In the prior art, it is desirable to administer an immunopotentiator for activating the immune response of a host as prophylaxis against an impending infection, for the management of a disease in progress, to potentiate the immune response against tumor cells, or for restoring the immune response in immunodepressed states. Generally, the immunopotentiators are used to enhance the immune system including, but are not limited to, increasing macrophage activity, improving T cell response, increasing NK cell activity, increasing B cell response, increasing complement activity, inducing interferon production, increasing granulocyte function, and the like.
The immunopotentiators of the prior art administered to a host for stimulating the immune response broadly include immunopotentiators of synthetic origin, immunopotentiators of natural origin, and immunopotentiators derived from biological sources. While the use of immunopotentiators represents a valuable contribution to the prior art, serious disadvantages often are associated with their use. For example, while one of the aims of using an immunopotentiator is to activate and achieve an immune response of a durable and high level, the immunopotentiator in many instances quickly dissipates necessitating a number of repeated doses, for example, as practiced in the management of neoplastic diseases, for producing the intended results. Another shortcoming frequently observed is the administration of the immunopotentiator in a single and repeated doses does not supply enough immunopotentiator for stimulating the immune system, and the immunopotentiator administered often causes toxic effects such as fever, malaise, and the like.
In other embodiments the prior art resorted to carriers, such as oily emulsions in depot form for administering the immunopotentiator for obtaining the desired benefit, but this too entailed drawbacks. For example, the oils used are not easily metabolized, they may be incompatible with the host, and they can give rise to sever toxic reactions. These affects tend to defeat their use. Then too, the previous methods of administration expose the tissues of the host to unknown quantities of immunopotentiator which can be irritating and react with the tissue, producing an unwanted inflammatory response that is of unknown severity and duration. The use of oily depots, which are not immunopotentiators, but are intended to function as an in vivo repository, are replete with shortcomings. That is, depots do not keep their integrity and accordingly they do not maintain a predictable repository effect. By losing their integrity, they allow large numbers of inflammatory cells to accumulate at the depot site thereby producing unwanted irritation and often granulamatous lesions. Depots previously known to the art are made of materials that spread and diffuse throughout the area in which they are injected and they are not conducive for the controlled release of immunopotentiator over time.

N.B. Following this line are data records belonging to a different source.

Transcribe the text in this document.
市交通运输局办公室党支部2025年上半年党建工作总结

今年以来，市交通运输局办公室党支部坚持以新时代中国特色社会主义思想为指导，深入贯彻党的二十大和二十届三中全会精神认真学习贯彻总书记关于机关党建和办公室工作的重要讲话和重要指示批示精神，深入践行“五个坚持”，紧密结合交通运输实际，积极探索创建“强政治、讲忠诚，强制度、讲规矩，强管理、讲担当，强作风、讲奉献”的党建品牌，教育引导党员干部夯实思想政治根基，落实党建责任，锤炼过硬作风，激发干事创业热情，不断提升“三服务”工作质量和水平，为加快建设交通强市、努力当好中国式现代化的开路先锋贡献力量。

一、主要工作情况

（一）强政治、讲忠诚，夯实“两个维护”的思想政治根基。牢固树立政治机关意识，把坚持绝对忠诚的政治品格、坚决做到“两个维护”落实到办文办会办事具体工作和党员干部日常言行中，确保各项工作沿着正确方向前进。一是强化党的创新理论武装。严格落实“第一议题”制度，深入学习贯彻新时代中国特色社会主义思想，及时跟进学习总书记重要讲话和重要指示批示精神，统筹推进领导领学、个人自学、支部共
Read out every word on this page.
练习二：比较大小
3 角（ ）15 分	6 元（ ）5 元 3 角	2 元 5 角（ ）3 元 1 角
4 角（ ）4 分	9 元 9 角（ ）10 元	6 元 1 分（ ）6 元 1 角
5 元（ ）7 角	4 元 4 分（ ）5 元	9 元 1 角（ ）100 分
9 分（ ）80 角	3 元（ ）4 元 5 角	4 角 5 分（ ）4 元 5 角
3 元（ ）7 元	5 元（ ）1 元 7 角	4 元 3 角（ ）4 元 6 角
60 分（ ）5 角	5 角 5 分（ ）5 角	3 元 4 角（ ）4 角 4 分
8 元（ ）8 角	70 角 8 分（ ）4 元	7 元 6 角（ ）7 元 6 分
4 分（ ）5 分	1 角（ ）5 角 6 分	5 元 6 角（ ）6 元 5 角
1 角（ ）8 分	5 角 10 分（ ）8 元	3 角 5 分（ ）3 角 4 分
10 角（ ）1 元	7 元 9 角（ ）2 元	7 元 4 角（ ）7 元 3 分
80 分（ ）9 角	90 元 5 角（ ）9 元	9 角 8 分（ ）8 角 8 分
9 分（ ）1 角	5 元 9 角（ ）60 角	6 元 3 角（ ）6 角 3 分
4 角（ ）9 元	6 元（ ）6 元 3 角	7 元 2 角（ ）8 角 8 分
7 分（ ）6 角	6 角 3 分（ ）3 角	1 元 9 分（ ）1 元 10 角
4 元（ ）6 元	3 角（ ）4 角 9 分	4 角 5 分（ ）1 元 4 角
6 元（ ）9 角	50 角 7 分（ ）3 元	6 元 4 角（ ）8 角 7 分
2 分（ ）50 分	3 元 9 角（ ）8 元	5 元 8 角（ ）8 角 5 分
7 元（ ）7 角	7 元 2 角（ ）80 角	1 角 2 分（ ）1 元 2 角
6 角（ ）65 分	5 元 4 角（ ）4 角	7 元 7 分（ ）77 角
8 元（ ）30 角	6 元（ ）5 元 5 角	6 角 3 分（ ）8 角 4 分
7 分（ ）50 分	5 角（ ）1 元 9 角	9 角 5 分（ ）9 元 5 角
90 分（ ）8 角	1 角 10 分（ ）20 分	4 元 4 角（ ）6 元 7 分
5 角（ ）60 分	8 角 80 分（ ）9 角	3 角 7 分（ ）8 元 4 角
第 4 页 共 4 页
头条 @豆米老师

It will be appreciated by those versed in the art that if a method is made available for delivering an immunopotentiator to enhance the immune response, which method is free of the high single dose or the multiple dose disadvantages known to the prior art, such a method would represent a valuable contribution to the art. Likewise, it will be appreciated by those versed in the art, that if a method is made available which avoids giving rise to significant local inflammation, such a method also would be a useful contribution to the art. Similarly, it will be appreciated that if a method is provided which accelerates the appearance of the immune response at protective levels, such a method would also be an improvement in the art.